たとえば、飲食店の場合は売上が安定するまで相応の時間がかかる可能性があります。「店舗が認知されるまでの期間」「リピーターを獲得する期間」など、来客数の変動による売上が不安定な期間を予測し、その期間は元金据置を希望することを検討する余地があります。

一方、不動産賃貸業の場合は売上が安定するまでの期間が短い可能性があります。「すでに入居者がいる」「借主が法人」など、決まった売上が安定的に入金される場合は、据置期間を設定しないことも検討する余地があります。

なお、数年単位で売上が安定しない事業の場合は、長期の据置期間を設定することも検討してみましょう。とくにスタートアップ事業は開発や研究に時間がかかる関係上、創業当初の数年間は売上がないことも予測されるため、1年以上の据置期間を設定することも検討してみてください。

売上が入金されるまでの期間から設定する

元金据置を希望する場合は、売上が入金されるまでの期間から設定する考え方があります。取引条件や取引内容は開業する業種によって異なるため、自身の業種における売上の入金時期を把握するようにしましょう。
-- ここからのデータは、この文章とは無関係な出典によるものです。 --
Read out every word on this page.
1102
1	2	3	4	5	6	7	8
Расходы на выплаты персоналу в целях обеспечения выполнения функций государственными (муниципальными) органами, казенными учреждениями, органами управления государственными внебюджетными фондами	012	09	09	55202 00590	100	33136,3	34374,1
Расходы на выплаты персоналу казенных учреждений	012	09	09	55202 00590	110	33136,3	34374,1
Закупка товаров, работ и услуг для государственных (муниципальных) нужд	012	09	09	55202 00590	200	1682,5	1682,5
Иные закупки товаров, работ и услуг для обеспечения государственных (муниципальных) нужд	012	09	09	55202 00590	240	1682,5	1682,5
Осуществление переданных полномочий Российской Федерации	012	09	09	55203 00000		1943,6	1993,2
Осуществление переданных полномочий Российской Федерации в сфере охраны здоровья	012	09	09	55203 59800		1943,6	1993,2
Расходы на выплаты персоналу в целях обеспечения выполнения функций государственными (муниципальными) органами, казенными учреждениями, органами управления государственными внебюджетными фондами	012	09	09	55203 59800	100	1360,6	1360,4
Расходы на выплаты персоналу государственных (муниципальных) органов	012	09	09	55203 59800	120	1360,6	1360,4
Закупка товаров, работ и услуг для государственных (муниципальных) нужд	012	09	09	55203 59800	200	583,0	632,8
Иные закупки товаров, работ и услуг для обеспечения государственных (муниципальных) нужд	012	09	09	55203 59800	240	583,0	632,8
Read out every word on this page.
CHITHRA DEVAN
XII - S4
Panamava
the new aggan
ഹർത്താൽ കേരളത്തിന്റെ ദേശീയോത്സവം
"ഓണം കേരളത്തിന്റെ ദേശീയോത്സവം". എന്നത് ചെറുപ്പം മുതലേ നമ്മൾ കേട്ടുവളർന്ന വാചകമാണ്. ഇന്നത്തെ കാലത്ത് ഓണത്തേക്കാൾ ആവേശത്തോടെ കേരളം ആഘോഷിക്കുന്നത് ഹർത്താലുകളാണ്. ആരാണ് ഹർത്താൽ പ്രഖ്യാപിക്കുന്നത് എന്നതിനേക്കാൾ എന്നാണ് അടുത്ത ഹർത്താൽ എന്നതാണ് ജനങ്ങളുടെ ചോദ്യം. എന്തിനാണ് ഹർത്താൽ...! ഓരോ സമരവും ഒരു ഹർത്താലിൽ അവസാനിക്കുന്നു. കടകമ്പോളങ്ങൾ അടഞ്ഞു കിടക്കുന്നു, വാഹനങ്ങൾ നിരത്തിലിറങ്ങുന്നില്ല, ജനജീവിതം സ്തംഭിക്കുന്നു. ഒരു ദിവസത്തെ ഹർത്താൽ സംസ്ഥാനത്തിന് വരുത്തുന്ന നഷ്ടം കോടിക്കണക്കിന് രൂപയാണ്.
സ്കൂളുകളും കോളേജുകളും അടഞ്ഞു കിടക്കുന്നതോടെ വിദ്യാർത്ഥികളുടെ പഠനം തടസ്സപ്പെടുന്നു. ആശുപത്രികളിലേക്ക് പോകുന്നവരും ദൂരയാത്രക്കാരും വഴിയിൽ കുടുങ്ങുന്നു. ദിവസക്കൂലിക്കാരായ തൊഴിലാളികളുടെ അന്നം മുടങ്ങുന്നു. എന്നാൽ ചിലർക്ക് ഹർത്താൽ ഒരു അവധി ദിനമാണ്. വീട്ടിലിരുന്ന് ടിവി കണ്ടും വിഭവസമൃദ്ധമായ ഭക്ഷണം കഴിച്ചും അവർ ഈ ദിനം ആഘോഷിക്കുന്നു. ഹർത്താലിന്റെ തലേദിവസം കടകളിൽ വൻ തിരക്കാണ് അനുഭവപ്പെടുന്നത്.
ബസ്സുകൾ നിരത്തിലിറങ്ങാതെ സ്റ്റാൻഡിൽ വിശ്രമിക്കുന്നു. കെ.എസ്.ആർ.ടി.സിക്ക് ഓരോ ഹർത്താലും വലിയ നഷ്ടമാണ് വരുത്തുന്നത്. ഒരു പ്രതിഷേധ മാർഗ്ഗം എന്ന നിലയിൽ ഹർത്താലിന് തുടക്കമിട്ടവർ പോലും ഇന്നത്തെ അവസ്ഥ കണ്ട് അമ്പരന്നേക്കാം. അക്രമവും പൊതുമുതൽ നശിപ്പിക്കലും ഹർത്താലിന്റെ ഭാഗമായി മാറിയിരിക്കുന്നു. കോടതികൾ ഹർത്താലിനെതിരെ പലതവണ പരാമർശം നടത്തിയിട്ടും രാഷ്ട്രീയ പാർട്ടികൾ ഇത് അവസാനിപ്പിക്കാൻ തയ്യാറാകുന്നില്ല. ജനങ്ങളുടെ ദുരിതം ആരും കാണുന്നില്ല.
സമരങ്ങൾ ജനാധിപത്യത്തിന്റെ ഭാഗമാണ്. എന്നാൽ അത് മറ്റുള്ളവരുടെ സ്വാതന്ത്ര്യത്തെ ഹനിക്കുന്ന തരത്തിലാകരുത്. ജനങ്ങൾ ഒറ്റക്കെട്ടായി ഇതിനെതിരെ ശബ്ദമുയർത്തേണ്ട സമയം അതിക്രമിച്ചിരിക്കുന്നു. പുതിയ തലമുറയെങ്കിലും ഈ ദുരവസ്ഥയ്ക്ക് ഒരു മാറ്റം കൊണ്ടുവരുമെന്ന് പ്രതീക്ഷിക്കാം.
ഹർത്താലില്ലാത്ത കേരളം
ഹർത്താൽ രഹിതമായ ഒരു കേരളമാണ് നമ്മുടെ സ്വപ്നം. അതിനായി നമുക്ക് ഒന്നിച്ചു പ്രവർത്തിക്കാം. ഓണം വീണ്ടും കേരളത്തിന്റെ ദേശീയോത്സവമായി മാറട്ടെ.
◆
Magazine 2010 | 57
たとえば、インターネットでの小売業の場合、決済システムの関係により売上の入金は1ヶ月~2ヶ月後になる傾向があります。仕入れや広告宣伝費などの支出が先行する場合は一時的に資金繰りが悪化するため、入金までの期間は元金据置を希望することを検討する余地があります。

また、建設業の場合、取引先との契約内容により入金サイクルが大きく異なります。取引規模や取引内容によっては入金時期が数か月単位で変動するため、外注先や仕入先への支払いが滞らないように入金までの期間は元金据置を希望することを検討する余地があります。

売上が入金されるまでの期間が長い業種の場合は、資金繰り表を作成することも検討しましょう。資金繰り表を作成することにより、入金と支出のスケジュールが可視化されるため、経営管理の観点からも作成することを検討してみてください。

まとめ

据置期間とは、元金の返済が猶予される期間のことです。融資を受けたあとは原則として翌月から元金と利息の返済が開始されますが、据置期間を設けることにより、元金の返済を一定期間遅らせることができます。

 据置期間の上限は創業融資の制度によって異なります。定められた範囲内で据置期間を設定することになるため、据置期間の設定を検討している人は、創業融資の制度における据置期間の上限を確認しておきましょう。

 元金据置を希望する場合は、設定したい据置期間の根拠を説明します。「なぜ据置が必要なのか」「どれくらいの期間が必要なのか」など、根拠のある説明が金融機関に求められるため、据置期間を設定したい場合は準備しておきましょう。